When is on-policy RL preferred?
- Non-stationary or rapidly changing environments: The policy must stay closely aligned with fresh data.
- Policy stability: We want the agent’s behavior to remain consistent with its training strategy (fewer wild updates).
- Direct feedback: The agent only updates based on the trajectory distribution it currently samples.
2. On-Policy vs. Off-Policy: Sample Efficiency
2a. On-Policy Methods
-
Pros
- The policy always updates based on its *most recent* behavior.
- Naturally better at handling non-stationary tasks.
-
Cons:
- Sample-inefficient : Each experience can only be used once because the policy changes every iteration.
- Potentially slower to converge in complex or large environments.
2b. Off-Policy Methods
-
Pros
- Experience can be reused multiple times (e.g., replay buffers).
- Generally more sample-efficient .
-
Cons
- Training can diverge if updates are not carefully managed.
- The learned policy might differ substantially from the data-collection policy.
3. Key On-Policy Algorithms
Over the years, several on-policy algorithms have been developed. Notably:
-
REINFORCE (Monte Carlo Policy Gradient)
- Pure, straightforward policy gradient using full-episode returns.
- High variance updates but conceptually simple.
-
Advantage Actor-Critic (A2C)
- Introduces a critic (value function) to reduce variance, stabilizing training.
- Frequently uses multiple parallel environments to speed up learning.
-
Trust Region Policy Optimization (TRPO)
- Restricts policy updates to a “trust region” to avoid large, destabilizing steps.

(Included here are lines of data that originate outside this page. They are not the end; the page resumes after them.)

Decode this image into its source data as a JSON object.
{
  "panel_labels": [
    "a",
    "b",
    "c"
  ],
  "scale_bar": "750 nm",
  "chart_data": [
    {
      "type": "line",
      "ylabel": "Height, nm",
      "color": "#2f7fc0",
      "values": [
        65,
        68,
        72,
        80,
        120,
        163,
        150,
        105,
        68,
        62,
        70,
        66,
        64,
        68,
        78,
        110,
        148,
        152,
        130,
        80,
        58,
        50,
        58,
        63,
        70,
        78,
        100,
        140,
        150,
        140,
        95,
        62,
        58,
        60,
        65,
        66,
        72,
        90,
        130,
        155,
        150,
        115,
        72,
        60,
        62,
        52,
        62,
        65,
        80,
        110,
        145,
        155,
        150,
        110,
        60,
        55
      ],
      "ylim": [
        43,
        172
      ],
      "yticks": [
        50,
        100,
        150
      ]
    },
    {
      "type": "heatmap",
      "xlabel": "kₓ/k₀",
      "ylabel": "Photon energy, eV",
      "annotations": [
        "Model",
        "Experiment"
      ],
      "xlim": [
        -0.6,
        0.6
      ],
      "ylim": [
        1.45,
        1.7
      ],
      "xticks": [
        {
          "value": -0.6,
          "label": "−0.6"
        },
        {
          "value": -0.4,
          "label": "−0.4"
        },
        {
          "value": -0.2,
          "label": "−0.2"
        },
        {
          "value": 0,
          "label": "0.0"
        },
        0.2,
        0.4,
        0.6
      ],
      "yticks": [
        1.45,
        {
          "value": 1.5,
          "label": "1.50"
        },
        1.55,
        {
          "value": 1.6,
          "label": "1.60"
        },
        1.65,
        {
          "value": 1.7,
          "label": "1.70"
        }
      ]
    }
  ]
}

- Often yields stable improvements but can be computationally expensive .
-
Proximal Policy Optimization (PPO)
- A practical alternative to TRPO with a clipped objective that keeps updates within a sensible range.
- Strikes a balance between performance and computational simplicity.
- One of the most popular on-policy algorithms for continuous control (like Lunar Lander).
4. Why Choose On-Policy?
- Stable, Direct Policy Improvement: You learn exactly from what the policy is doing now.
- Seamless Adaptation to Changes: If the environment changes, the policy updates reflect that change immediately.
- Natural Exploration: Typically, policies are stochastic in on-policy RL, which encourages exploration (the agent tries different actions in proportion to their probabilities).
5. Summary
On-policy methods are an excellent choice when stable and up-to-date policy improvements are paramount, even if it means sacrificing some sample efficiency. In the next lessons , we’ll dive deeper into stochastic policies , policy gradients , and eventually learn how to implement these methods in PyTorch , with applications to Gymnasium’s Lunar Lander.